Wolf D J, Silver R T, Coleman M
Ann Intern Med. 1978 Nov;89(5 Pt 1):684-9. doi: 10.7326/0003-4819-89-5-684.
We review splenectomy in chronic myeloid leukemia, emphasizing recent studies that have evaluated early splenectomy during the chronic phase of the disease. Despite current interest in splenectomy in chronic myeloid leukemia, uncontrolled clinical trials to date suggest that the operation during the early phase neither delays the onset of blastic transformation nor prolongs survival. Immediate operative mortality of splenectomy during the chronic phase is low, generally less than 1%. The morbidity of the procedure, however, remains formidable due to infectious and thromboembolic complications. Splenectomy during chronic-phase chronic myeloid leukemia permits easier control of the disease in patients who are thrombocytopenic due to busulfan toxicity or sensitivity. Splenectomy during the chronic phase may also palliate those patients who suffer from acute splenic events or massive splenomegaly. Splenectomy in blast-phase disease should be considered a heroic measure providing little benefit to most patients.

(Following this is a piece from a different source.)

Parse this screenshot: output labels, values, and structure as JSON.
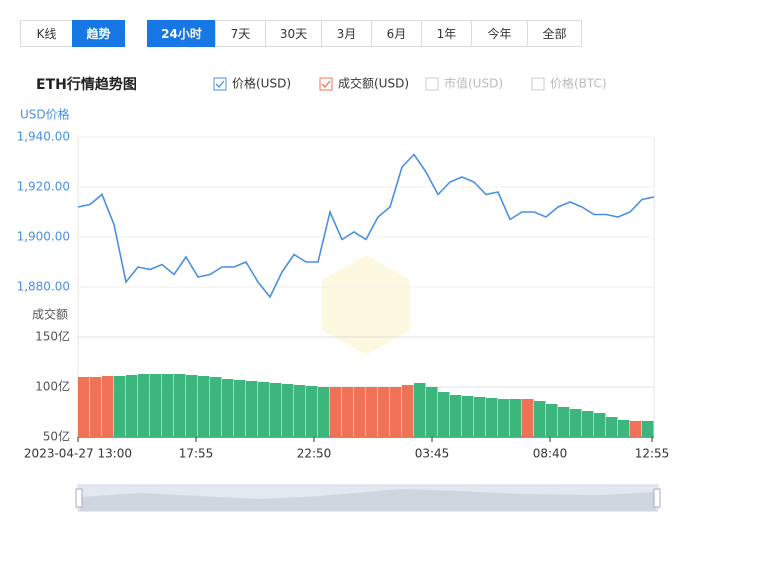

我们回顾了慢性髓性白血病的脾切除术,重点关注了评估疾病慢性期早期脾切除术的近期研究。尽管目前对慢性髓性白血病的脾切除术颇感兴趣,但迄今为止的非对照临床试验表明,疾病早期进行该手术既不能延迟急变期的出现,也不能延长生存期。慢性期脾切除术的直接手术死亡率较低,一般低于1%。然而,由于感染和血栓栓塞并发症,该手术的发病率仍然很高。对于因白消安毒性或敏感性导致血小板减少的慢性期慢性髓性白血病患者,脾切除术有助于更轻松地控制疾病。慢性期脾切除术还可能缓解那些遭受急性脾脏事件或巨脾症的患者的症状。急变期疾病的脾切除术应被视为一种激进措施,对大多数患者益处不大。